14 DAY TRIAL // A group of investigators in the United States has recently demonstrated that molecules in dilute aqueous solutions tend to exhibit a high level of self-recognition. This is an amazing finding, as it hints at a type and level of intelligence previously thought reserved exclusively for biological molecules.
Experts at the Lehigh University in Pennsylvania have over the past few years focused their research on large and soluble ions called macroions. Recently, a study of how two clusters of such macroions interacted with each other revealed the amazing phenomenon.
What scientists saw in the liquid was a clear tendency for the macroions to identify each other, and self-assemble into distinct structures. Interestingly, these interactions did not result in the formation of mixed species of molecules.
The phenomenon was only observed in mixed dilute aqueous solutions, the team reveals. For this research, the scientists monitored the inner structure of each macroion cluster closely.
One of the reasons why the Lehigh University team focused its attention on macroions is that these molecules have an entirely different set of behaviors from small ions, including sodium chloride, or the common rock salt.

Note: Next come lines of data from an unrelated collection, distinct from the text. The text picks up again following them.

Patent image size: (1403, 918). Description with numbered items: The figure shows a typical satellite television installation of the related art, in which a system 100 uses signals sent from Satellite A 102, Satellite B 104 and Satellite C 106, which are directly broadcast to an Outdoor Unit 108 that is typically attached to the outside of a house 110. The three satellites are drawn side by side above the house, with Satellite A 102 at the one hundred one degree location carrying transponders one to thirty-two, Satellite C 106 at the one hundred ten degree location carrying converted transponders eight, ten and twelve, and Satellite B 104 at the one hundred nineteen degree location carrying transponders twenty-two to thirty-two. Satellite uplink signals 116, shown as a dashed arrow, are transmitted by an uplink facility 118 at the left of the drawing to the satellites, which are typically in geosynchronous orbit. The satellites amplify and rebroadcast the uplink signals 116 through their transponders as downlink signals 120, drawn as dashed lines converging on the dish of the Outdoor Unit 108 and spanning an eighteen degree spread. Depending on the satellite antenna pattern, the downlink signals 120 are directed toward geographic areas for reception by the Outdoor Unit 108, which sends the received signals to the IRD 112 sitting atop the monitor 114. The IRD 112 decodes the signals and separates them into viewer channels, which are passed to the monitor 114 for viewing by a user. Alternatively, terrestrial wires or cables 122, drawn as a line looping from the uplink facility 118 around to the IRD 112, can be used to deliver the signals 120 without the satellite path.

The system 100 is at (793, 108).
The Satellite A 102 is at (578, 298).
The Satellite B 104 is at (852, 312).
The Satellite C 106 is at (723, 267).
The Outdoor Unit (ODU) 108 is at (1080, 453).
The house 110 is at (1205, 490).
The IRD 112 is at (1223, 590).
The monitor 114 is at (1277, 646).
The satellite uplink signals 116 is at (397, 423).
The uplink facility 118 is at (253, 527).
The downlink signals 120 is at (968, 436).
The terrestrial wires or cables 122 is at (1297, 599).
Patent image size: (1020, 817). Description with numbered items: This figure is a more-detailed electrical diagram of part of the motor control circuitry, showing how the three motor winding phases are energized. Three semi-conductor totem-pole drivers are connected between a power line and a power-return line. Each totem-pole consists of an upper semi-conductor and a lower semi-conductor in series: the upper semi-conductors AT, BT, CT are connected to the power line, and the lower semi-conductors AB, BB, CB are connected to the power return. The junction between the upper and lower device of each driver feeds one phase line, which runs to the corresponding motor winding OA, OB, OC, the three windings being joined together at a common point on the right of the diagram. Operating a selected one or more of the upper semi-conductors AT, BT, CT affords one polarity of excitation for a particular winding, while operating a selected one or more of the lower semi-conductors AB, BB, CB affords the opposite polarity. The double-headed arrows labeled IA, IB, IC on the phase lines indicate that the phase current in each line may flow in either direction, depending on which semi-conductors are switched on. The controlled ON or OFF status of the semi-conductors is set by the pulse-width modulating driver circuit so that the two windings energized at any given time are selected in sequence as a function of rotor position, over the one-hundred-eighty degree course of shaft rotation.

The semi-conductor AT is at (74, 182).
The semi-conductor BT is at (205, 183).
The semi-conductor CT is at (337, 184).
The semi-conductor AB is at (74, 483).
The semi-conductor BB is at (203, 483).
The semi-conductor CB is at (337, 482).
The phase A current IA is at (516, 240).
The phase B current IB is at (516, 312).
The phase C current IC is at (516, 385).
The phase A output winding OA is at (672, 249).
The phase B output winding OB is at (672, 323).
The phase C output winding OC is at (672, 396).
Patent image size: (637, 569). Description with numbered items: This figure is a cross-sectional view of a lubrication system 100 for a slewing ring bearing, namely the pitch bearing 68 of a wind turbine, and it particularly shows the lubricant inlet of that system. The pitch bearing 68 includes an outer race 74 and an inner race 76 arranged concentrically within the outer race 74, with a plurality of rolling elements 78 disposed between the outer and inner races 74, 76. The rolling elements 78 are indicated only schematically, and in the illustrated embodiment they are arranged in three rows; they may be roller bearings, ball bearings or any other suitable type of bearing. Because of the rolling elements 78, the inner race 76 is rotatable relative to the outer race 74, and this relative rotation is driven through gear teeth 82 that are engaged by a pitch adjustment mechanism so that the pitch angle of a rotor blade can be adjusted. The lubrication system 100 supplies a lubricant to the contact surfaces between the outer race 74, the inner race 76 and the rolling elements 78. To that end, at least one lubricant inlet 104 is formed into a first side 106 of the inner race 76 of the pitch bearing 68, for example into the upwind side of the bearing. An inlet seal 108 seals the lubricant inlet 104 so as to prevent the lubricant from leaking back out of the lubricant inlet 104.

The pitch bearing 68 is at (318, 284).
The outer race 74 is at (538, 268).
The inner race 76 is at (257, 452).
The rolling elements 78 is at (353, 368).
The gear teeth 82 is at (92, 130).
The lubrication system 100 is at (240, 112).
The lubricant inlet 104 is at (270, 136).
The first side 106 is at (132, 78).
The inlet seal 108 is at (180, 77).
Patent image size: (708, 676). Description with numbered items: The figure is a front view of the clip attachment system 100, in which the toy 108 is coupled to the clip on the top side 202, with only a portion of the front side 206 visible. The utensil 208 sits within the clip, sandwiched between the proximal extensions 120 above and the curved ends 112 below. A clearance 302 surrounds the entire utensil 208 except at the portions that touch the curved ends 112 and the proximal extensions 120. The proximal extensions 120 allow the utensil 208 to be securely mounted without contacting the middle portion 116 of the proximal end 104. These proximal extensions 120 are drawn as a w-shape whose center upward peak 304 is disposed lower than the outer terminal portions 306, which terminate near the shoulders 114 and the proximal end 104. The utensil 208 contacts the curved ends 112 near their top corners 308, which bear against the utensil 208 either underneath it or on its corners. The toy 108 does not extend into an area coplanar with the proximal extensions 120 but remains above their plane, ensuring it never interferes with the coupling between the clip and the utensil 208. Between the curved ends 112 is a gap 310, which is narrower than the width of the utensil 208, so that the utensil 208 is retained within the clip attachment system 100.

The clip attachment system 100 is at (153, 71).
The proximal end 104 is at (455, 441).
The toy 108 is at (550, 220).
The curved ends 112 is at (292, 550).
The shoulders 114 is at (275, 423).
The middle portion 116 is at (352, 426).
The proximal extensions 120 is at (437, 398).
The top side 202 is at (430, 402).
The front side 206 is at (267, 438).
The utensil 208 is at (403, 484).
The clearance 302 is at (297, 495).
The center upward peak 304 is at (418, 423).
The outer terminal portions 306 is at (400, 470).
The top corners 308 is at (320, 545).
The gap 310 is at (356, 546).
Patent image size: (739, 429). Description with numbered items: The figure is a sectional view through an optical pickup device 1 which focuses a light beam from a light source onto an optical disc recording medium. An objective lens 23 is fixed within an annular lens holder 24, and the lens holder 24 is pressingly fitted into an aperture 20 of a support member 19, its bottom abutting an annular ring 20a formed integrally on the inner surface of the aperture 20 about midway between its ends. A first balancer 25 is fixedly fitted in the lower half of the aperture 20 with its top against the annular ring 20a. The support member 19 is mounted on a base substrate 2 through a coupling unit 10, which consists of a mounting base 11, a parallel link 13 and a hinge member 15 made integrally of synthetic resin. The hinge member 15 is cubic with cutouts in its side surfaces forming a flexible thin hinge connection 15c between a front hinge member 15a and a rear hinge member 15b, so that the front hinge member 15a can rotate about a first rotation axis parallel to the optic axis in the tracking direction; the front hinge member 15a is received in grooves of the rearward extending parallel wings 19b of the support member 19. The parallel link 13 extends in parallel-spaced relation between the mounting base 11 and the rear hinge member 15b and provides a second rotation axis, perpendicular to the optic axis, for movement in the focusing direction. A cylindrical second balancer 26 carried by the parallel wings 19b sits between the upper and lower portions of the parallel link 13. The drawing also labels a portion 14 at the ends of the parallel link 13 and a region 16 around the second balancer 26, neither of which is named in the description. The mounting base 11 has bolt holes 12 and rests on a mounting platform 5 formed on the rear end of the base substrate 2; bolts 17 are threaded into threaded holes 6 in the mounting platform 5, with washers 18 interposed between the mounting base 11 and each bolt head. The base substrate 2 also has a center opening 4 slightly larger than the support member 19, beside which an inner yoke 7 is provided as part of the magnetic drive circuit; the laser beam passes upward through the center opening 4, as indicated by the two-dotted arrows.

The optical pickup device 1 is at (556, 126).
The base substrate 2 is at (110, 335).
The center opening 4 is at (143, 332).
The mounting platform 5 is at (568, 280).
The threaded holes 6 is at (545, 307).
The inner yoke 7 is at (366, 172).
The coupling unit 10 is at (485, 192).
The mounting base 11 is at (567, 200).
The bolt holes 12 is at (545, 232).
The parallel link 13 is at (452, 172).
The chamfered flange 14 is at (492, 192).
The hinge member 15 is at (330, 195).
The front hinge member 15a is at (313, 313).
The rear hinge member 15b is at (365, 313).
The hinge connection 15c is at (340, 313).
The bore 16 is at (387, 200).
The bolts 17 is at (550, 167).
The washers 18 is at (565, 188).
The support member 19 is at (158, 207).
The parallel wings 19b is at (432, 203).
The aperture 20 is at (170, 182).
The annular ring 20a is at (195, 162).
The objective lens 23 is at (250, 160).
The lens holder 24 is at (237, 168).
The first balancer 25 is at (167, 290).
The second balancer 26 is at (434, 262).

Ions are atoms in which the total number of electrons available is not equal to the total number of protons in the atomic nucleus. This gives the entire atom an electrical charge, which can be either positive or negative, Daily Galaxy reports.
The most important difference between small ions and macroions is that the latter tend to be very heavily attracted to each other when placed in a solution. They come together to form blackberry structures, which are basically small, single-layered hollow spheres.
These formations are tremendously stable and uniform, and they cannot be produced from the interaction of small ions. Moreover, the process of forming these blackberry structures is very similar to the chain of events that leads to the formation of shells in capsid viruses.
In other words, the macroion self-assembly process can literally mimic advanced biological processes, the team argues, and this is what makes them so interesting for science. In the new study, scientists analyzed two types of 2.5-nanometer spherical macroions called {Mo72Fe30} and {Mo72Cr30}.
When put together in a solution, they formed two separate types of blackberry structures, rather than a single one, made of atoms from both clusters. Charge density differences and surface water mobility differences may underlie this behavior, the group concludes.